WhiteHat performed vulnerability assessments of more than 30,000 websites using .NET, Java, ASP, PHP, Cold Fusion and Perl. The most widely used languages were .NET (28.1 percent of Web applications), Java (24.9 percent) and ASP (15.9 percent).
However, programming language preferences do seem to vary by industry, says Whitehat The financial services sector has the highest number of ASP sites by count, by almost 3 to 1. More than 80 percent of gaming industry sites are written in PHP, and 49 percent of applications in the banking industry were written in Java & 42 percent in .Net.
In the government sector, a half of those surveyed reported having used ASP, .NET and Java, while a quarter were PHP users.
The programming language .Net had an average of 11.36 vulnerabilities per slot, Java 11.32 and ASP 10.98. The most secure language, ColdFusion, had six vulnerabilities per slot. Perl had seven vulnerabilities per slot and PHP had 10.
While 31 percent of all vulnerabilities were in .NET, the report noted that there were more websites written in .NET than all of the other languages in the study and “that there was no evidence to suggest that .Net is any less secure based on this data point.” Instead, the study correlated the greater number of vulnerabilities to the fact that .NET sites tend to be larger and more complicated than others.
Java accounted for 28 percent of vulnerabilities found and ASP 15 percent. “Again, the number of applications written in the language along with the complexities of the websites has to be considered as a contributing factor,” said the report. PHP also accounted for 15 percent of vulnerabilities discovered. ColdFusion only accounted for 4 percent of vulnerabilities and Perl 2 percent.
Cross-Site Scripting (XSS) was the most common vulnerability, except in .NET, where information leakage was its number one vulnerability. XSS enables attackers to inject client-side script into Web pages viewed by other users and bypass access controls. Information leakage is when a Web site reveals sensitive data, such as developer comments or error messages, which may aid an attacker in exploiting the system.

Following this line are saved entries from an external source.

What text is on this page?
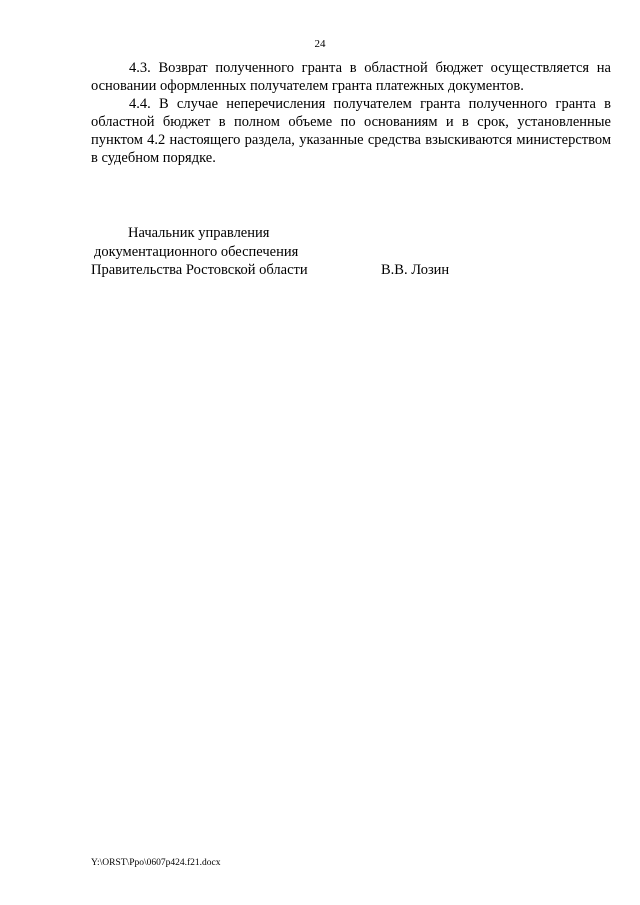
24

4.3. Возврат полученного гранта в областной бюджет осуществляется на основании оформленных получателем гранта платежных документов.

4.4. В случае неперечисления получателем гранта полученного гранта в областной бюджет в полном объеме по основаниям и в срок, установленные пунктом 4.2 настоящего раздела, указанные средства взыскиваются министерством в судебном порядке.

Начальник управления
документационного обеспечения
Правительства Ростовской области	В.В. Лозин
Y:\ORST\Ppo\0607p424.f21.docx
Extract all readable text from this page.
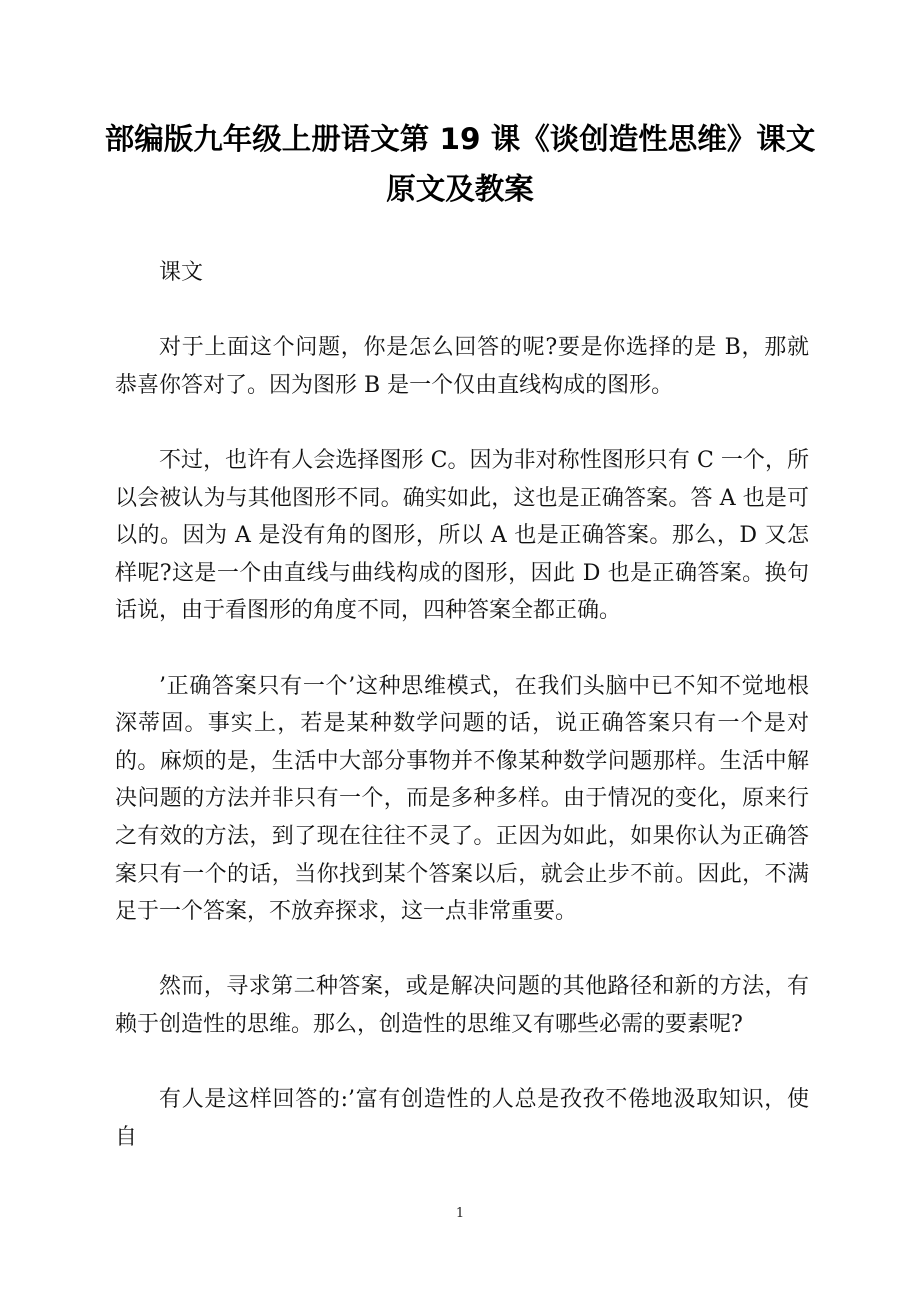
部编版九年级上册语文第 19 课《谈创造性思维》课文原文及教案

课文

对于上面这个问题，你是怎么回答的呢?要是你选择的是 B，那就恭喜你答对了。因为图形 B 是一个仅由直线构成的图形。

不过，也许有人会选择图形 C。因为非对称性图形只有 C 一个，所以会被认为与其他图形不同。确实如此，这也是正确答案。答 A 也是可以的。因为 A 是没有角的图形，所以 A 也是正确答案。那么，D 又怎样呢?这是一个由直线与曲线构成的图形，因此 D 也是正确答案。换句话说，由于看图形的角度不同，四种答案全都正确。

’正确答案只有一个’这种思维模式，在我们头脑中已不知不觉地根深蒂固。事实上，若是某种数学问题的话，说正确答案只有一个是对的。麻烦的是，生活中大部分事物并不像某种数学问题那样。生活中解决问题的方法并非只有一个，而是多种多样。由于情况的变化，原来行之有效的方法，到了现在往往不灵了。正因为如此，如果你认为正确答案只有一个的话，当你找到某个答案以后，就会止步不前。因此，不满足于一个答案，不放弃探求，这一点非常重要。

然而，寻求第二种答案，或是解决问题的其他路径和新的方法，有赖于创造性的思维。那么，创造性的思维又有哪些必需的要素呢?

有人是这样回答的:’富有创造性的人总是孜孜不倦地汲取知识，使自

1
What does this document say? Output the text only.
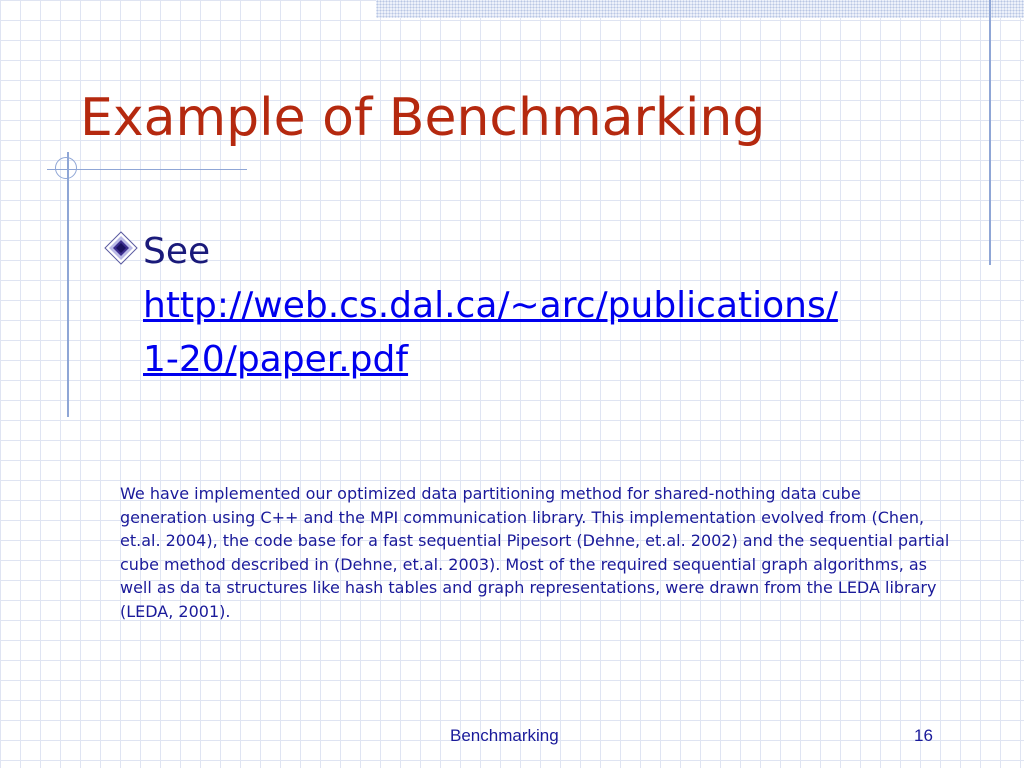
Example of Benchmarking
See
http://web.cs.dal.ca/~arc/publications/
1-20/paper.pdf
We have implemented our optimized data partitioning method for shared-nothing data cube generation using C++ and the MPI communication library. This implementation evolved from (Chen, et.al. 2004), the code base for a fast sequential Pipesort (Dehne, et.al. 2002) and the sequential partial cube method described in (Dehne, et.al. 2003). Most of the required sequential graph algorithms, as well as da ta structures like hash tables and graph representations, were drawn from the LEDA library (LEDA, 2001).
Benchmarking	16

Some other vulnerability findings:
- ColdFusion had a rate of 11 percent SQL injection vulnerabilities, the highest observed, followed by ASP with 8 percent and .NET at 6 percent.
- Perl had an observed rate of 67 percent XSS vulnerabilities, over 17 percent more than any other language.
- Many vulnerability classes were not affected by language choice.
Remediation rates, the rate at which vulnerabilities are addressed, remains a key indicator of application security, says WhiteHat.
“We were somewhat surprised to find that languages that have been around for decades were actually able to keep pace, with more modern languages when it came to remediation of some vulnerability classes,” said Gabriel Gumbs, director of solutions architecture for WhiteHat Security who also led the research team on this project.
“For instance, Perl bested the pack when it came to remediating XSS vulnerabilities, which was the most prevalent vulnerability across all languages. Likewise SQL injection had a 96 percent remediation rate in ColdFusion applications, and every single abuse of functionality vulnerability found in ColdFusion sites was remediated.”
Among its recommendations for improving Web programming security, WhiteHat suggested:
- Test software in all phases of development, including code reviews of Web services.
- Include security risk assessments at the architecture and design stage of application development.
- Include application security into existing IT governance frameworks.
Kathleen Hickey is a freelance writer for GCN.